Yesterday, on my own twitter network, I announced a contest for a giveaway of a Nokia internet device I’ve been reviewing (I never keep any device I receive from to review) and asked participants to tell where they thought twitter would be in two years. Andrew Finkle gave a great answer about how Twitter would become an open platform, which make sense –providing they can keep their infrastructure up. I got a chance to speak with Andrew, he’s a former software guy who’s moving into the social space, real nice guy, thanks for participating.
I was hoping to see an answer that not only involved Twitter as a platform but also a software that gets picked up by some mobile carriers and ties into GPS positioning. I hope you read the 50 other answers from folks, lots of great ideas from geo-location tagging, to definitive groups and permissions. Thanks everyone for participating.

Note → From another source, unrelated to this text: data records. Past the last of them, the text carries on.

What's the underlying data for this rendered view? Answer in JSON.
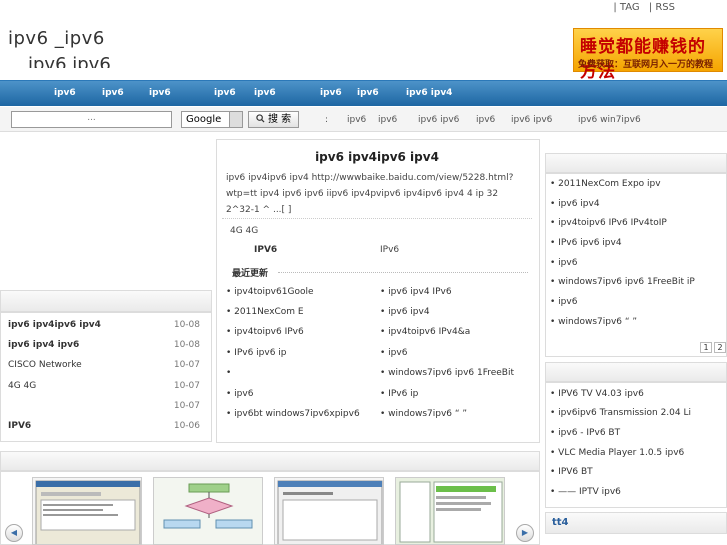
{
  "header": {
    "top_links": [
      "| TAG",
      "| RSS"
    ],
    "title": "ipv6    _ipv6",
    "subtitle": "ipv6          ipv6"
  },
  "ad": {
    "line1": "睡觉都能赚钱的方法",
    "line2": "免费获取：互联网月入一万的教程"
  },
  "nav": {
    "items": [
      "ipv6",
      "ipv6",
      "ipv6",
      "ipv6",
      "ipv6",
      "ipv6",
      "ipv6",
      "ipv6 ipv4"
    ]
  },
  "search": {
    "placeholder": "...",
    "engine": "Google",
    "button": "搜 索",
    "hot_label": ":",
    "hot": [
      "ipv6",
      "ipv6",
      "ipv6  ipv6",
      "ipv6",
      "ipv6  ipv6",
      "ipv6  win7ipv6"
    ]
  },
  "left_list": [
    {
      "title": "ipv6    ipv4ipv6  ipv4",
      "date": "10-08"
    },
    {
      "title": "ipv6          ipv4  ipv6",
      "date": "10-08"
    },
    {
      "title": "        CISCO Networke",
      "date": "10-07"
    },
    {
      "title": "4G         4G",
      "date": "10-07"
    },
    {
      "title": "",
      "date": "10-07"
    },
    {
      "title": "          IPV6",
      "date": "10-06"
    }
  ],
  "article": {
    "title": "ipv6    ipv4ipv6  ipv4",
    "desc": "ipv6  ipv4ipv6 ipv4    http://wwwbaike.baidu.com/view/5228.html?wtp=tt  ipv4   ipv6          ipv6       iipv6  ipv4pvipv6  ipv4ipv6 ipv4   4   ip    32    2^32-1    ^   ...[ ]",
    "line2": "4G       4G",
    "line3": "IPV6",
    "line3b": "IPv6",
    "latest_heading": "最近更新"
  },
  "latest": {
    "left": [
      "ipv4toipv61Goole",
      "         2011NexCom E",
      "ipv4toipv6        IPv6",
      "   IPv6         ipv6   ip",
      "",
      "   ipv6",
      "ipv6bt   windows7ipv6xpipv6"
    ],
    "right": [
      "ipv6  ipv4   IPv6",
      "ipv6   ipv4",
      "ipv4toipv6        IPv4&a",
      "     ipv6",
      "windows7ipv6  ipv6  1FreeBit",
      "          IPv6         ip",
      "windows7ipv6     “  ”"
    ]
  },
  "right_list_1": [
    "         2011NexCom Expo  ipv",
    "ipv6  ipv4",
    "ipv4toipv6      IPv6    IPv4toIP",
    "  IPv6       ipv6  ipv4",
    "  ipv6",
    "windows7ipv6  ipv6  1FreeBit    iP",
    "  ipv6",
    "windows7ipv6     “  ”"
  ],
  "pager": [
    "1",
    "2"
  ],
  "right_list_2": [
    "IPV6 TV     V4.03     ipv6",
    "ipv6ipv6     Transmission 2.04 Li",
    "   ipv6     -    IPv6 BT",
    "VLC Media Player 1.0.5  ipv6",
    "IPV6 BT",
    "        —— IPTV     ipv6"
  ],
  "tt4": "tt4",
  "colors": {
    "nav_top": "#4d93c9",
    "nav_bottom": "#1d66a2",
    "ad_text": "#c40000"
  }
}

I’m respecting your limited time by publishing this weekly digest on the Social Networking space, which I cover as an Industry Analyst –a good way to get in my head.
I’ve created a new category called Digest (view archives). Start with the Web Strategy Summary, then quickly scan the succinct and categorized headlines, read text for my take, and click link to dive in for more.
You can subscribe to this digest tag only, which filters only these posts tagged digest.
Web Strategy Summary
Unlike last week’s series’ of major announcements, we’re seeing brand deploy with social networks, facebook applications, and the typical deployment of social networks for just about every vertical. MyYearbook receives funding, as well as tracks high growth rates.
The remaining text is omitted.